Meraih Keutamaan I’tikaf Ramadhan

Oleh: Ali Farkhan Tsani, Redaktur Senior Kantor Berita Islam MINA (Mi’raj Islamic News Agency)

Salah satu amaliyah ibadah pada bulan suci adalah melaksanakan i’tikaf di , terutama pada sepuluh hari terakhir Ramadhan. Hal ini sebagaimana disunnahkan oleh Rasulullah Shallallahu ‘Alaihi Wasallam dan diikuti para sahabatnya yang mulia dan umatnya yang setia menghidupkan sunnah Nabinya.

Di dalam Al-Quran Allah menyebutkan ayat tentang i’tikaf:

ثُمَّ أَتِمُّوا الصِّيَامَ إِلَى الَّيْلِ وَلاَ تُبَاشِرُوهُنَّ وَأَنتُمْ عَاكِفُونَ فِي الْمَسَاجِدِ تِلْكَ حُدُودُ اللهِ فَلاَ تَقْرَبُوهَا كَذَلِكَ يُبَيِّنُ اللهُ ءَايَاتِهِ لِلنَّاسِ لَعَلَّهُمْ يَتَّقُونَ…..

Artinya: “……kemudian sempurnakanlah puasa itu sampai (datang) malam, (tetapi) janganlah kamu campuri mereka itu, sedang kamu beri’tikaf di dalam masjid. Itulah larangan Allah, maka janganlah kamu mendekatinya. Demikianlah Allah menerangkan ayat-ayat-Nya kepada manusia, supaya mereka bertakwa.” (QS Al-Baqarah [2]: 187).

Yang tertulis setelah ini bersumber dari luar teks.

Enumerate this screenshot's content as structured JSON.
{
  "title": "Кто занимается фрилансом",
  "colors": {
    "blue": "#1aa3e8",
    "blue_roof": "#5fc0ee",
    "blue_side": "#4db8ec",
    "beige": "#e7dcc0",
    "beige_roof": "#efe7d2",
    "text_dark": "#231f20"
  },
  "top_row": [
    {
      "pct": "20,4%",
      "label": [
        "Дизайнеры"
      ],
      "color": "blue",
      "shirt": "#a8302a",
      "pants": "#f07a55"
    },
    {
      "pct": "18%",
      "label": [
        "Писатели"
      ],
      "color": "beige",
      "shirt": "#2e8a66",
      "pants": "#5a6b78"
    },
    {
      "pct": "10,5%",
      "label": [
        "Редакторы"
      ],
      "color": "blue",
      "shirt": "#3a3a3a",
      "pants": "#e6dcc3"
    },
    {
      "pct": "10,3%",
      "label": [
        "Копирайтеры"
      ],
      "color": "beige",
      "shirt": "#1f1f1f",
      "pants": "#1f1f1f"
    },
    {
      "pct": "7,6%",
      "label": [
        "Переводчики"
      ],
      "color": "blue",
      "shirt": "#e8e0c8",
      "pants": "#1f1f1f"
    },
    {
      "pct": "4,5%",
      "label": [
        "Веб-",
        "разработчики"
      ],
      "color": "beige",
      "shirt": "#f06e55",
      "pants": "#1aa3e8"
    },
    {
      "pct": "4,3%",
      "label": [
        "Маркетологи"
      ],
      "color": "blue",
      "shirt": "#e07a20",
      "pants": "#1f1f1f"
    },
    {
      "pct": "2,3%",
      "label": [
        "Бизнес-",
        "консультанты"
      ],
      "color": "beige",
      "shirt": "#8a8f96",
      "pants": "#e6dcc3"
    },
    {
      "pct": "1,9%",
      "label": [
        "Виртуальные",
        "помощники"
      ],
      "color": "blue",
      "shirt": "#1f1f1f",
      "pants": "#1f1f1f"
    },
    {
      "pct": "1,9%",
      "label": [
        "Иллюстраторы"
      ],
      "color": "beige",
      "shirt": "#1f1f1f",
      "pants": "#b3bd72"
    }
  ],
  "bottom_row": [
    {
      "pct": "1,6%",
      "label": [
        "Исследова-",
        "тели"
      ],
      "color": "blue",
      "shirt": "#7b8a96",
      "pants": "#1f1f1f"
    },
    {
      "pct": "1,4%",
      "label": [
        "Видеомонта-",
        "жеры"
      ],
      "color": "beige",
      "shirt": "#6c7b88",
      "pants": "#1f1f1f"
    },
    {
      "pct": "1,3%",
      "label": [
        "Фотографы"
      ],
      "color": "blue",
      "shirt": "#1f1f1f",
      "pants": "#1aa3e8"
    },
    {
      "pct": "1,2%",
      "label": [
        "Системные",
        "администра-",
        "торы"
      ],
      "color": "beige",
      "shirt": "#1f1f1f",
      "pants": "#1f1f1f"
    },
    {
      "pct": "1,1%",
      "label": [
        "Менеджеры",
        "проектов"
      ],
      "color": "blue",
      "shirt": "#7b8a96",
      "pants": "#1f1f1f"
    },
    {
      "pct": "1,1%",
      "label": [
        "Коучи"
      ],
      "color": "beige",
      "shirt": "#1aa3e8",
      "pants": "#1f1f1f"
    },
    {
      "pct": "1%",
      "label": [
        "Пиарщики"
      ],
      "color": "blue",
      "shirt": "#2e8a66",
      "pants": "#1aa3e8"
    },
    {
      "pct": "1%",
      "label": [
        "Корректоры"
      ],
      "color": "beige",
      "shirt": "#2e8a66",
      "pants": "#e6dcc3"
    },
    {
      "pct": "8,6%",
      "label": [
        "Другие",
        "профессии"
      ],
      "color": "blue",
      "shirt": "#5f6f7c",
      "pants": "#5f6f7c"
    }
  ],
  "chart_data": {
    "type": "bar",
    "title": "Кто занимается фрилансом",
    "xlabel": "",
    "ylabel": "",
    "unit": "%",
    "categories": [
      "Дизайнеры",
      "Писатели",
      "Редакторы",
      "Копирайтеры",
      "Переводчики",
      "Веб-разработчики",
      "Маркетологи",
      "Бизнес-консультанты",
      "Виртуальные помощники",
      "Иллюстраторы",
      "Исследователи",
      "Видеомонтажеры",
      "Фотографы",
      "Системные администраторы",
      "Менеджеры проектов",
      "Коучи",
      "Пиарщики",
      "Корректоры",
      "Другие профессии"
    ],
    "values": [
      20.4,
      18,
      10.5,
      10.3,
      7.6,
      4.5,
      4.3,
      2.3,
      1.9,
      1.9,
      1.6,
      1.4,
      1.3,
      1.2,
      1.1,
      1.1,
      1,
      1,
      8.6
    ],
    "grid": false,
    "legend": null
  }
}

Penyebutan kalimat “sedang kamu beri’tikaf dalam masjid”, menunjukkan bahwa ibadah i’tikaf tidak bisa dilakukan kecuali di dalam masjid, dan hal ini telah menjadi ijma’ (kesepakatan) para ulama.

Makna i’tikaf

I’tikaf berasal dari akar kata ‘akafa – ya’kifu – i’tikaf, yang secara etimologis bermakna al-mulaazamah, yaitu menyertai terus, menetap atau tinggal di suatu tempat untuk melakukan sesuatu yang baik.

Secara terminologis, i’tikaf adalah tinggal atau berada dalam masjid dengan niat mendekatkan diri kepada Allah. Bisa juga diartikan, selalu menyertai ketaatan yang khusus, di waktu yang khusus, menurut syarat yang khusus, di tempat yang khusus (Tafsir Al-Munir, Wahbah Az-Zuhaili).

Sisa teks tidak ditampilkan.